Caskey also described how the usefulness of the gene index has improved with the addition of more sequences. When the general location of a disease gene is known from genetic mapping, limited sequencing is an important strategy for finding the gene. By sampling the critical region, the small bits of sequences can be used to search for homologies in the gene sequence database. In this way, a previously sequenced gene or gene fragment can be identified as being located in a critical region. Such a gene is then a prime suspect for more detailed studies in those individuals carrying the disease. Initially, the success rate for this technique of finding disease genes in positionally cloned regions was only about 40%. As the size of the gene database increases, so does the success rate. This is, therefore, becoming a fast and facile method for identifying a disease gene in a critical region identified by genetic mapping.
Sikella suggested that the success of the Human Genome Project may be measured, in part, by how the knowledge that it generates benefits society. He emphasized the importance of making these benefits available in a cost-effective way.

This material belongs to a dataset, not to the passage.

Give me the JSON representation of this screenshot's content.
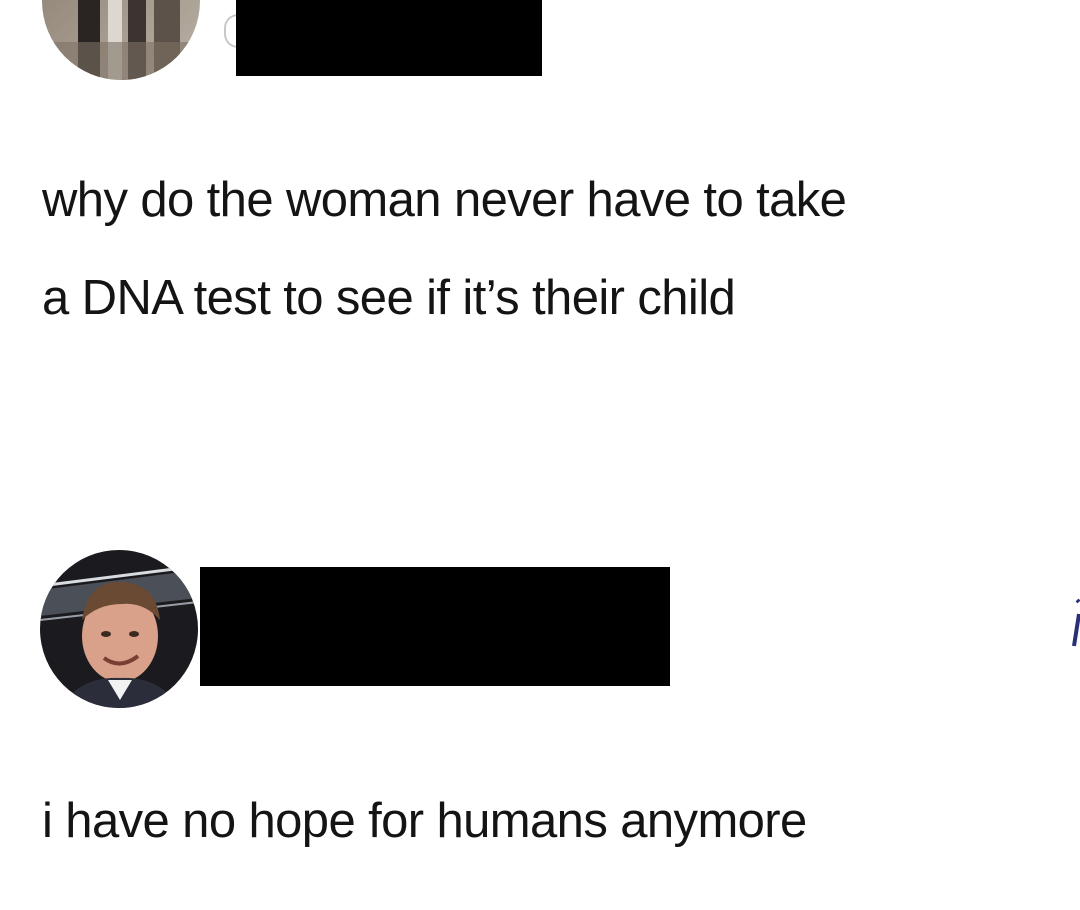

Leon Rosenberg commented that "although the debate seems to have cooled a bit, the issues surely have not been resolved." Tom Caskey of Merck and William Haseltine of HGS both commented that they have no quarrel with the current criteria for patents, but they express different views as how those criteria should be interpreted. Since the workshop, HGS has received patents on a number of ESTs with broader claims of utility than the initial EST patent applications filed by NIH in 1974. Whether this will influence the debate over ESTs is an open question. Caskey noted that after one has an EST, identifying the full length sequence cDNA is the obvious next step. And yet this rarely leads to precise knowledge of that gene's function. He predicted that the complete cDNA sequences might become the 1997 version of ESTs—that is, research tools which many people do not believe meets the full potential criteria of novelty, nonobviousness, and utility. Rosenberg suggested that "the biomedical research community has not yet truly grappled with the possibility that a large number of genes could be controlled by the rights of a relatively small number of parties who could not possibly hope to fully exploit their potential value." He suggested that if research tools are not made available to the scientific community and others, we will have to confront this issue directly, whether that requires changes in patent law or other equally drastic directions.